Posted: Thu Dec 06, 2018 6:30 pm
Madeline Lequang 1G wrote:Does the formula (1/2)mv^2 only apply to kinetic energy? or can it be used for other types of energy?

It only applies to kinetic energy.

### Re: Kinetic energy

Posted: Sun Dec 09, 2018 7:12 pm
It only applies to kinetic energy. For example the energy of a photon is measured by plank's constant times it's frequency.

### Re: Kinetic energy

Posted: Sun Dec 09, 2018 7:21 pm
The formula only works for kinetic energy because kinetic energy is the only energy that is directly proportional to the mass of the object and to the square of its velocity

### Re: Kinetic energy

Posted: Sat Jun 29, 2019 12:13 pm
Light hits a sodium metal surface and the velocity of the ejected electron is 6.61 x 105 m.s-1. The work function for sodium is 150.6 kJ.mol-1.

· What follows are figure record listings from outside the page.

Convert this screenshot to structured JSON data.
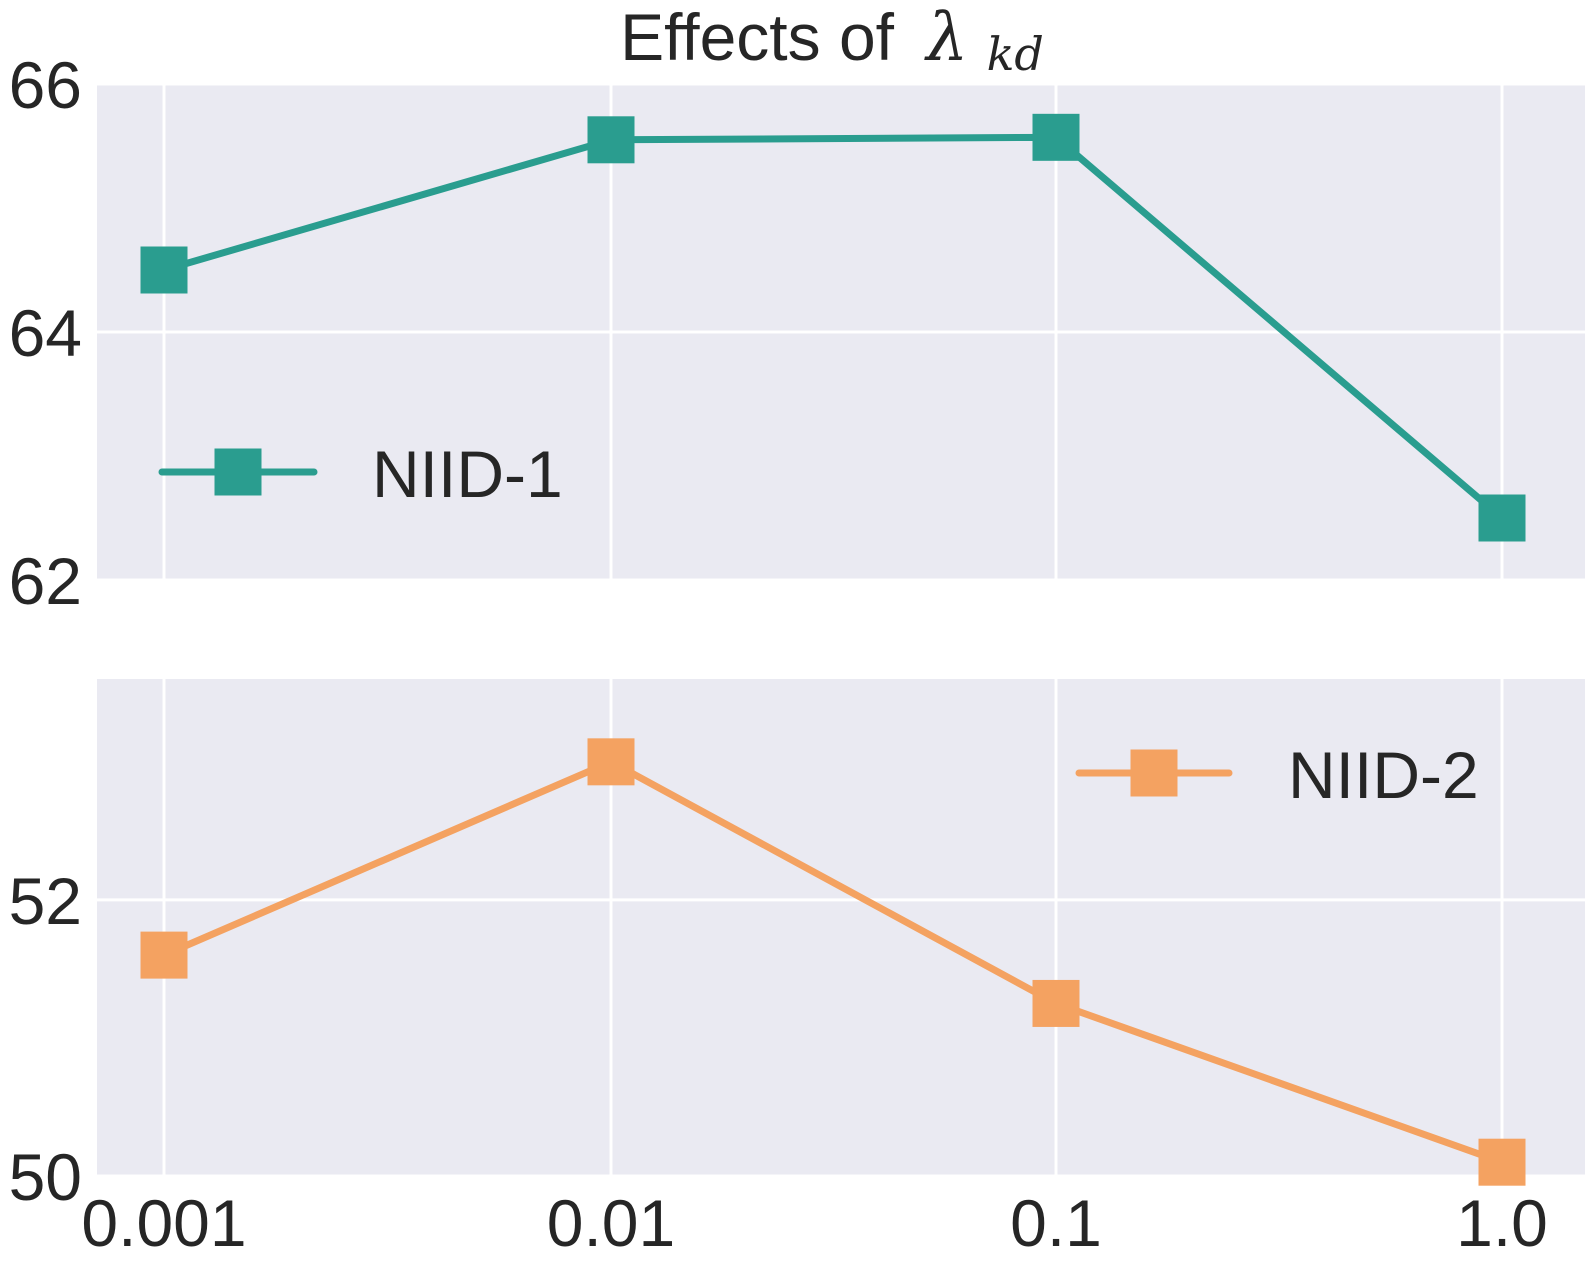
{
  "chart_data": {
    "type": "line",
    "title": "Effects of",
    "title_symbol": "λ",
    "title_subscript": "kd",
    "categories": [
      "0.001",
      "0.01",
      "0.1",
      "1.0"
    ],
    "panels": [
      {
        "id": "top",
        "series": [
          {
            "name": "NIID-1",
            "values": [
              64.5,
              65.55,
              65.57,
              62.5
            ],
            "color": "#2a9d8f"
          }
        ],
        "ylim": [
          62,
          66
        ],
        "yticks": [
          62,
          64,
          66
        ],
        "legend_position": "center-left"
      },
      {
        "id": "bottom",
        "series": [
          {
            "name": "NIID-2",
            "values": [
              51.6,
              53.0,
              51.25,
              50.1
            ],
            "color": "#f4a261"
          }
        ],
        "ylim": [
          50,
          53.6
        ],
        "yticks": [
          50,
          52
        ],
        "legend_position": "upper-right"
      }
    ],
    "xlabel": "",
    "ylabel": "",
    "grid": true,
    "background": "#eaeaf2"
  }
}
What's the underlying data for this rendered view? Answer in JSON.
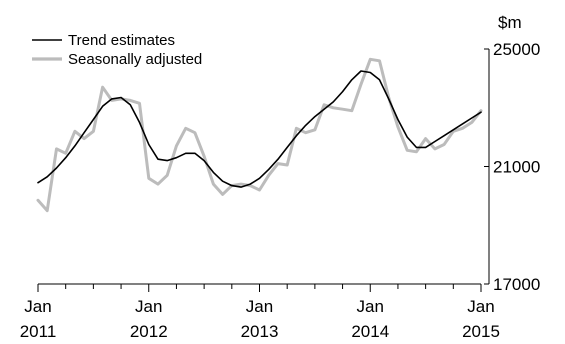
{
  "chart_data": {
    "type": "line",
    "title": "",
    "xlabel": "",
    "ylabel": "$m",
    "ylim": [
      17000,
      25000
    ],
    "y_ticks": [
      17000,
      21000,
      25000
    ],
    "y_tick_labels": [
      "17000",
      "21000",
      "25000"
    ],
    "y_axis_side": "right",
    "x_ticks": [
      {
        "line1": "Jan",
        "line2": "2011"
      },
      {
        "line1": "Jan",
        "line2": "2012"
      },
      {
        "line1": "Jan",
        "line2": "2013"
      },
      {
        "line1": "Jan",
        "line2": "2014"
      },
      {
        "line1": "Jan",
        "line2": "2015"
      }
    ],
    "x_tick_months": [
      0,
      12,
      24,
      36,
      48
    ],
    "xlim": [
      0,
      48
    ],
    "grid": false,
    "legend_position": "top-left",
    "series": [
      {
        "name": "Trend estimates",
        "color": "#000000",
        "x": [
          0,
          1,
          2,
          3,
          4,
          5,
          6,
          7,
          8,
          9,
          10,
          11,
          12,
          13,
          14,
          15,
          16,
          17,
          18,
          19,
          20,
          21,
          22,
          23,
          24,
          25,
          26,
          27,
          28,
          29,
          30,
          31,
          32,
          33,
          34,
          35,
          36,
          37,
          38,
          39,
          40,
          41,
          42,
          43,
          44,
          45,
          46,
          47,
          48
        ],
        "values": [
          20450,
          20650,
          20950,
          21300,
          21700,
          22150,
          22600,
          23050,
          23300,
          23350,
          23100,
          22500,
          21750,
          21250,
          21200,
          21300,
          21450,
          21450,
          21200,
          20800,
          20500,
          20350,
          20300,
          20400,
          20600,
          20900,
          21250,
          21650,
          22050,
          22400,
          22700,
          22950,
          23200,
          23550,
          23950,
          24250,
          24200,
          23950,
          23300,
          22600,
          22000,
          21650,
          21650,
          21850,
          22050,
          22250,
          22450,
          22650,
          22850
        ]
      },
      {
        "name": "Seasonally adjusted",
        "color": "#bcbcbc",
        "x": [
          0,
          1,
          2,
          3,
          4,
          5,
          6,
          7,
          8,
          9,
          10,
          11,
          12,
          13,
          14,
          15,
          16,
          17,
          18,
          19,
          20,
          21,
          22,
          23,
          24,
          25,
          26,
          27,
          28,
          29,
          30,
          31,
          32,
          33,
          34,
          35,
          36,
          37,
          38,
          39,
          40,
          41,
          42,
          43,
          44,
          45,
          46,
          47,
          48
        ],
        "values": [
          19850,
          19500,
          21600,
          21450,
          22200,
          21950,
          22200,
          23700,
          23250,
          23300,
          23250,
          23150,
          20600,
          20400,
          20700,
          21700,
          22300,
          22150,
          21350,
          20400,
          20050,
          20350,
          20400,
          20350,
          20200,
          20700,
          21100,
          21050,
          22300,
          22150,
          22250,
          23100,
          23000,
          22950,
          22900,
          23800,
          24650,
          24600,
          23350,
          22350,
          21550,
          21500,
          21950,
          21600,
          21750,
          22200,
          22300,
          22500,
          22900
        ]
      }
    ]
  }
}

What is the kinetic energy of the ejected electron?
A. 3.01 x 1025 J

B. 3.98 x 10-19 J

C. 7.96 x 10-19 J

D. 1.99 x 10-19 J

E. None of the above

How would you go about solving this problem? I know you would use the Ek=1/2mv^2 formula, but I don't know what the mass would be. Someone please help.

### Re: Kinetic energy

Posted: Sat Jun 29, 2019 1:40 pm
Nevermind, I figured it out. It's the mass of the electron, right?

### Re: Kinetic energy

Posted: Tue Jul 02, 2019 11:12 am
In my opinion, this formula is only for the kinetic energy, or sometimes the electron doesn't have kinetic energy.